THE CORN CAPO DWAYNE ANDREAS
Dole has for years been famously tight with contributor Dwayne Andreas, the chairman of agribusiness giant Archer Daniels Midland. Andreas, along with his company and members of his clan, has provided more than $475,000 for Dole's operations since 1979. Dole has proudly called himself "Senator Ethanol" in honor of the corn-based fuel that ADM produces and that Dole has long protected with tax subsidies. But Dole has also played a crucial role in making the sweetener market profitable for ADM by championing the sugar price-support program. ADM is the world's largest producer of high-fructose corn syrup, a sugar substitute; the higher sugar prices have soared, the more ADM has been able to charge for its product while still capturing a sizable chunk of the sweetener market. The syrup accounted for about 10% of ADM's total revenue last year and 30% of its profits, analysts estimate. A government study calculates that by keeping the price of sugar higher in the U.S. than in the world market, the sugar program Dole has fought for adds $1.4 billion to America's grocery bill each year.

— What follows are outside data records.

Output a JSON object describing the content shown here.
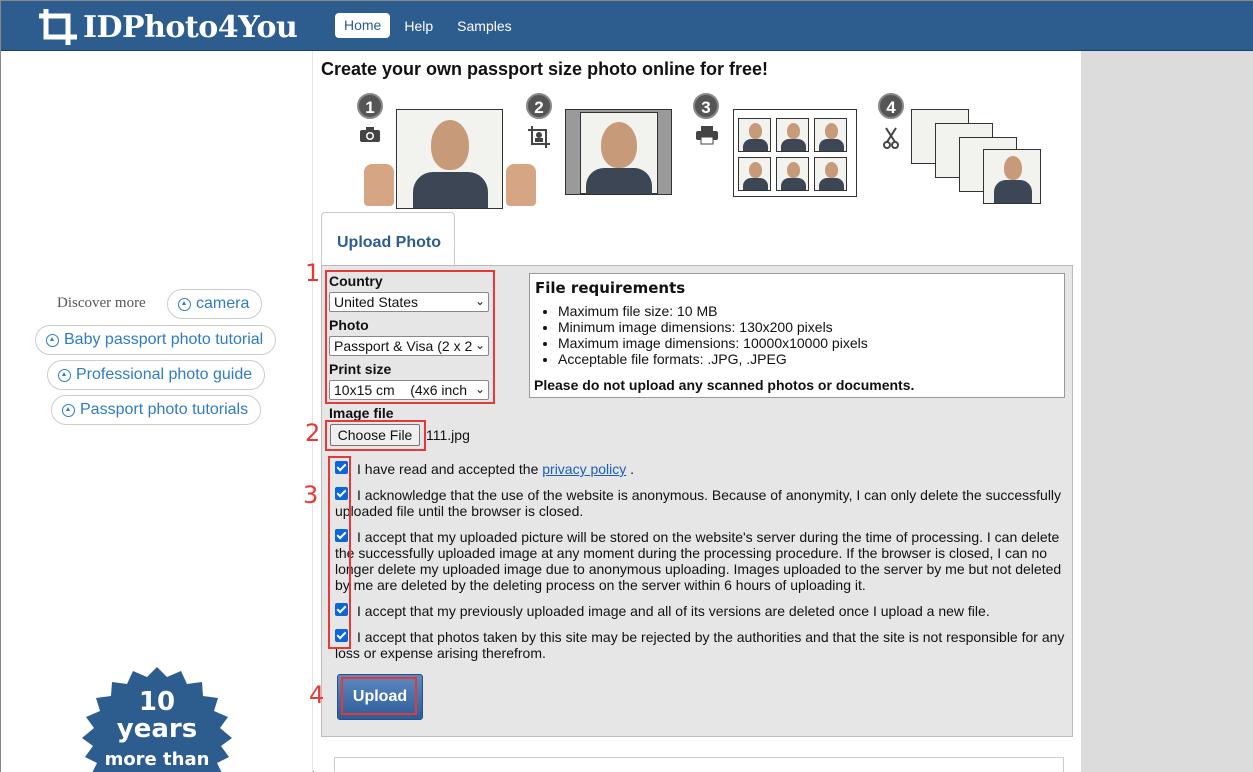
{
  "nav": {
    "logo_text": "IDPhoto4You",
    "home": "Home",
    "help": "Help",
    "samples": "Samples"
  },
  "sidebar": {
    "discover": "Discover more",
    "links": [
      "camera",
      "Baby passport photo tutorial",
      "Professional photo guide",
      "Passport photo tutorials"
    ],
    "badge": {
      "line1": "10",
      "line2": "years",
      "line3": "more than"
    }
  },
  "headline": "Create your own passport size photo online for free!",
  "steps": [
    "1",
    "2",
    "3",
    "4"
  ],
  "tab": "Upload Photo",
  "form": {
    "country_label": "Country",
    "country_value": "United States",
    "photo_label": "Photo",
    "photo_value": "Passport & Visa (2 x 2",
    "print_label": "Print size",
    "print_value": "10x15 cm    (4x6 inch",
    "image_label": "Image file",
    "choose_file": "Choose File",
    "file_name": "111.jpg",
    "upload": "Upload"
  },
  "requirements": {
    "title": "File requirements",
    "items": [
      "Maximum file size: 10 MB",
      "Minimum image dimensions: 130x200 pixels",
      "Maximum image dimensions: 10000x10000 pixels",
      "Acceptable file formats: .JPG, .JPEG"
    ],
    "warning": "Please do not upload any scanned photos or documents."
  },
  "consent": {
    "c1_pre": "I have read and accepted the ",
    "c1_link": "privacy policy",
    "c1_post": " .",
    "c2": "I acknowledge that the use of the website is anonymous. Because of anonymity, I can only delete the successfully uploaded file until the browser is closed.",
    "c3": "I accept that my uploaded picture will be stored on the website's server during the time of processing. I can delete the successfully uploaded image at any moment during the processing procedure. If the browser is closed, I can no longer delete my uploaded image due to anonymous uploading. Images uploaded to the server by me but not deleted by me are deleted by the deleting process on the server within 6 hours of uploading it.",
    "c4": "I accept that my previously uploaded image and all of its versions are deleted once I upload a new file.",
    "c5": "I accept that photos taken by this site may be rejected by the authorities and that the site is not responsible for any loss or expense arising therefrom."
  },
  "annotations": [
    "1",
    "2",
    "3",
    "4"
  ],
  "colors": {
    "brand": "#2d5c8f",
    "link": "#2f7bc4",
    "annotation": "#e53935"
  }
}
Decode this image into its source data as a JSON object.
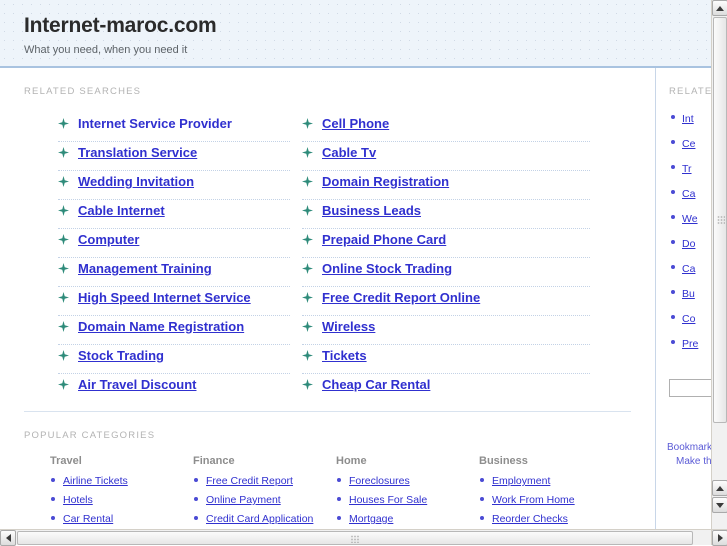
{
  "header": {
    "title": "Internet-maroc.com",
    "tagline": "What you need, when you need it"
  },
  "main": {
    "related_label": "RELATED SEARCHES",
    "related_left": [
      "Internet Service Provider",
      "Translation Service",
      "Wedding Invitation",
      "Cable Internet",
      "Computer",
      "Management Training",
      "High Speed Internet Service",
      "Domain Name Registration",
      "Stock Trading",
      "Air Travel Discount"
    ],
    "related_right": [
      "Cell Phone",
      "Cable Tv",
      "Domain Registration",
      "Business Leads",
      "Prepaid Phone Card",
      "Online Stock Trading",
      "Free Credit Report Online",
      "Wireless",
      "Tickets",
      "Cheap Car Rental"
    ],
    "popular_label": "POPULAR CATEGORIES",
    "categories": [
      {
        "title": "Travel",
        "items": [
          "Airline Tickets",
          "Hotels",
          "Car Rental"
        ]
      },
      {
        "title": "Finance",
        "items": [
          "Free Credit Report",
          "Online Payment",
          "Credit Card Application"
        ]
      },
      {
        "title": "Home",
        "items": [
          "Foreclosures",
          "Houses For Sale",
          "Mortgage"
        ]
      },
      {
        "title": "Business",
        "items": [
          "Employment",
          "Work From Home",
          "Reorder Checks"
        ]
      }
    ]
  },
  "sidebar": {
    "related_label": "RELATED",
    "items": [
      "Int",
      "Ce",
      "Tr",
      "Ca",
      "We",
      "Do",
      "Ca",
      "Bu",
      "Co",
      "Pre"
    ],
    "search_value": "",
    "search_placeholder": "",
    "footer": {
      "bookmark": "Bookmark",
      "make_this": "Make thi"
    }
  },
  "colors": {
    "link": "#3030cf",
    "header_bg": "#eef4fa",
    "header_border": "#a9c3e0",
    "bullet_star": "#2e8b7a",
    "label_gray": "#b3b3b3"
  }
}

THE MONEYMAN ROBERT LIGHTHIZER
There is probably no one more loyal to Dole than Washington lawyer and lobbyist Robert Lighthizer, but not everybody fully knows why--and that tale is a classic of Washington back scratching. In the early 1980s, Lighthizer was chief counsel of the Senate Finance Committee and Dole was its chairman. But by 1983, Lighthizer wanted to move on. The Kansas Senator pushed to include a tiny change in an obscure piece of legislation that increased by one the number of deputies in the the U.S. Trade Representative's office. Although he asserts the job wasn't created for him, Lighthizer quickly became its shoo-in candidate. During his 2 1/2 years in that role, Lighthizer negotiated trade agreements that benefited the U.S. steel industry. Afterward, he joined the prestigious law firm of Skadden Arps as a nearly $1 million-a-year trade attorney and lobbyist representing, yes, steel companies among others. In that role he has returned his mentor's generosity: as treasurer of Dole for President, he has helped raise $37 million, the maximum allowed under the law. Lawyers at Skadden Arps have provided more than $35,000 for Dole's presidential bid; steel companies are close behind.